Confidente de todos os infundados e mal empregados receios era Cirino.

– O alamão – dizia o mineiro – não me deixa pôr pé em ramo verde, mas também trago-o vigiado que é um gosto... Se desconfiasse, teria medo até da sua sombra... Estou em brasas... Não sei por que não chega o Manecão Doca... Quero arriar a carga no chão... Agora, mais do que nunca, devo casar Nocência... Estas mulheres botam sal na moleira de um homem. Salta! E ainda isto tudo não é nada.

– Então espera muito breve o Manecão? – perguntou o outro com ansiedade.

– Não pode tardar... por estes dois ou três dias quando muito... Vem de Uberaba e sem dúvida por lá arranjou todos os papéis... Dei a certidão do meu casamento... a do batismo da pequena... e adiantei dinheiro para as despesas... bem que ele refugasse meio vexado.

– Então está tudo decidido? – perguntou Cirino com vivacidade.

– Boa dúvida!... Já lhe tenho dito mais de uma vez. Hoje é coisa de pedra e cal... Se até trato o Manecão de filho... A honra desta casa é também honra dele.

– Mas sua filha?

– Que tem?

– Gosta dele?

– Ora se!... Um homenzarrão... desempenado. E, quando não gostasse, é vontade minha, e está acabado. Para felicidade dela e, como boa filha que é, não tem que piar... Estou, porém, certíssimo de que o noivo lhe faz bater o coração... tomara ver o cujo chegado!

Já nesse tempo, como dissemos, Inocência de todo se restabelecera, ainda que Cirino tivesse feito quanto possível render a enfermidade.
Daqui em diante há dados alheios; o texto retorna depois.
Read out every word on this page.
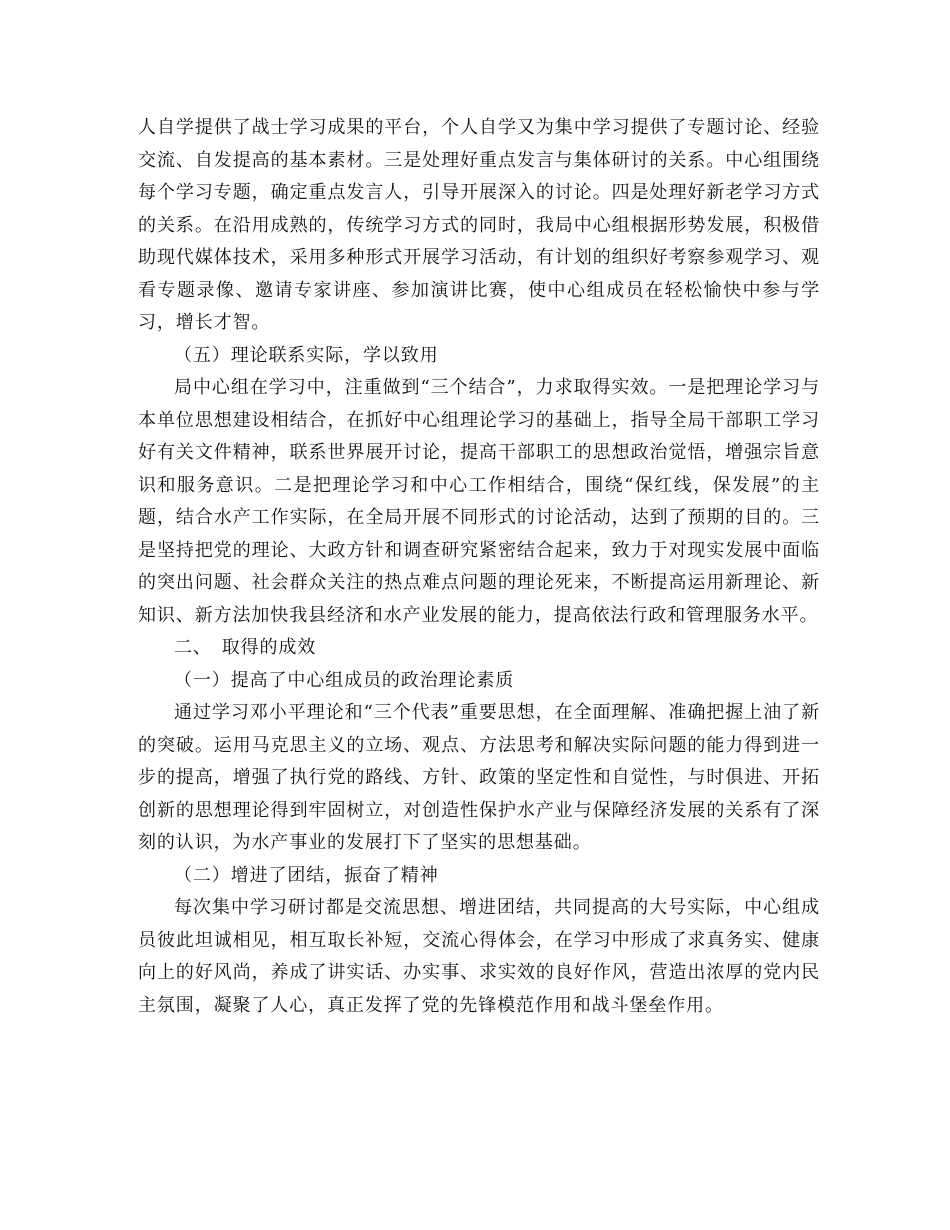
人自学提供了战士学习成果的平台，个人自学又为集中学习提供了专题讨论、经验交流、自发提高的基本素材。三是处理好重点发言与集体研讨的关系。中心组围绕每个学习专题，确定重点发言人，引导开展深入的讨论。四是处理好新老学习方式的关系。在沿用成熟的，传统学习方式的同时，我局中心组根据形势发展，积极借助现代媒体技术，采用多种形式开展学习活动，有计划的组织好考察参观学习、观看专题录像、邀请专家讲座、参加演讲比赛，使中心组成员在轻松愉快中参与学习，增长才智。

（五）理论联系实际，学以致用

局中心组在学习中，注重做到“三个结合”，力求取得实效。一是把理论学习与本单位思想建设相结合，在抓好中心组理论学习的基础上，指导全局干部职工学习好有关文件精神，联系世界展开讨论，提高干部职工的思想政治觉悟，增强宗旨意识和服务意识。二是把理论学习和中心工作相结合，围绕“保红线，保发展”的主题，结合水产工作实际，在全局开展不同形式的讨论活动，达到了预期的目的。三是坚持把党的理论、大政方针和调查研究紧密结合起来，致力于对现实发展中面临的突出问题、社会群众关注的热点难点问题的理论死来，不断提高运用新理论、新知识、新方法加快我县经济和水产业发展的能力，提高依法行政和管理服务水平。

二、　取得的成效

（一）提高了中心组成员的政治理论素质

通过学习邓小平理论和“三个代表”重要思想，在全面理解、准确把握上油了新的突破。运用马克思主义的立场、观点、方法思考和解决实际问题的能力得到进一步的提高，增强了执行党的路线、方针、政策的坚定性和自觉性，与时俱进、开拓创新的思想理论得到牢固树立，对创造性保护水产业与保障经济发展的关系有了深刻的认识，为水产事业的发展打下了坚实的思想基础。

（二）增进了团结，振奋了精神

每次集中学习研讨都是交流思想、增进团结，共同提高的大号实际，中心组成员彼此坦诚相见，相互取长补短，交流心得体会，在学习中形成了求真务实、健康向上的好风尚，养成了讲实话、办实事、求实效的良好作风，营造出浓厚的党内民主氛围，凝聚了人心，真正发挥了党的先锋模范作用和战斗堡垒作用。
Mas, quando o rubor da saúde voltou à acetinada cútis da sertaneja e o vigor ao esbelto corpo, não houve pretexto a que se apegar, e as entrevistas curtas e graves de médico foram cortadas, até mesmo para não desviar a atenção de Pereira da pessoa de Meyer.
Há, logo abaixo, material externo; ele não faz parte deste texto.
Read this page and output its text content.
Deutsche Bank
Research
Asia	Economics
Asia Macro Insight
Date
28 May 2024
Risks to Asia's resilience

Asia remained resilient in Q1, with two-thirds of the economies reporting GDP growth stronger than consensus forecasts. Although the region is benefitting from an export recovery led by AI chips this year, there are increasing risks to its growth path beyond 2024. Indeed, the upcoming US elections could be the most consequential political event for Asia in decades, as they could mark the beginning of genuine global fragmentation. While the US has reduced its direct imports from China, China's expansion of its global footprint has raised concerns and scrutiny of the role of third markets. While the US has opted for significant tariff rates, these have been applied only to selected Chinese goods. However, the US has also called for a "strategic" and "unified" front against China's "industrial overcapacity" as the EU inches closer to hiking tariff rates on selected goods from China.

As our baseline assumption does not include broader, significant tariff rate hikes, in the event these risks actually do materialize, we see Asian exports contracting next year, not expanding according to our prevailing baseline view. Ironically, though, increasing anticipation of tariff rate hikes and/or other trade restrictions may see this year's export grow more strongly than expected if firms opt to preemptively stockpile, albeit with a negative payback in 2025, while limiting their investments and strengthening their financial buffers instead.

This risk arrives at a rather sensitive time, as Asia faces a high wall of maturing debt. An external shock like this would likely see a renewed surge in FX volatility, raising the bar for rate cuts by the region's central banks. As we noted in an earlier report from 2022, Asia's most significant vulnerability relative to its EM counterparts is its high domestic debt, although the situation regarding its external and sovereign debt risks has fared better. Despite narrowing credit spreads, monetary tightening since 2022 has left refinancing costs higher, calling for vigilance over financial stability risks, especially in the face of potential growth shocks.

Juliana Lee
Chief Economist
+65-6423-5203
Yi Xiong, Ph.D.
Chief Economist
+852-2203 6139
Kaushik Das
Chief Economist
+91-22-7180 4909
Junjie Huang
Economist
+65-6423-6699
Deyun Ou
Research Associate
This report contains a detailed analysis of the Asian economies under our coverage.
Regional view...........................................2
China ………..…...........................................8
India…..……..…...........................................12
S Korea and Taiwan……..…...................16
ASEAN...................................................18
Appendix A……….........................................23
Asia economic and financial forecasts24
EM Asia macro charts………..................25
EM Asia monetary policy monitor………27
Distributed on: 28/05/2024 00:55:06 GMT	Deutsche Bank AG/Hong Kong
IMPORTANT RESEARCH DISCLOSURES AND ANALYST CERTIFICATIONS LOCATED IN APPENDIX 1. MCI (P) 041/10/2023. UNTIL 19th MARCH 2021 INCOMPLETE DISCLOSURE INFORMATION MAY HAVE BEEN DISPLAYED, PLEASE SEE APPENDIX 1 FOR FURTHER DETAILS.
Com o coração, pois, partido de dor, declarou que os e seus cuidados e presença se tornavam completamente desnecessários.

Seguiram-se então semanas inteiras, sem que pudesse por os ansiosos olhos na formosa namorada, e por tal modo se exacerbou a sua paixão que, para encobri-la e disfarçar a excitação nervosa, a falta de apetite e palidez externa, teve que recorrer a desculpas de moléstia; caiu realmente doente.

A incerteza em que se via, sem, pelo menos, saber se o seu afeto era ou não correspondido, dava-lhe acessos de violenta angústia, que a desoras tocava às raias da exasperação.

Uma noite, em que havia luar embaciado por ligeira bruma, tomou a sua aflição tal violência que ele decidiu fugir daquele local de sofrimentos e incertezas, logo na manhã seguinte.

Assente uma vez nesta resolução, ergueu-se do leito em que jazia prostrado pelo mais cruel desalento e, com algum custo, saiu para o terreiro, abrindo cautelosamente a porta da casa, a fim de não acordar os companheiros de quarto.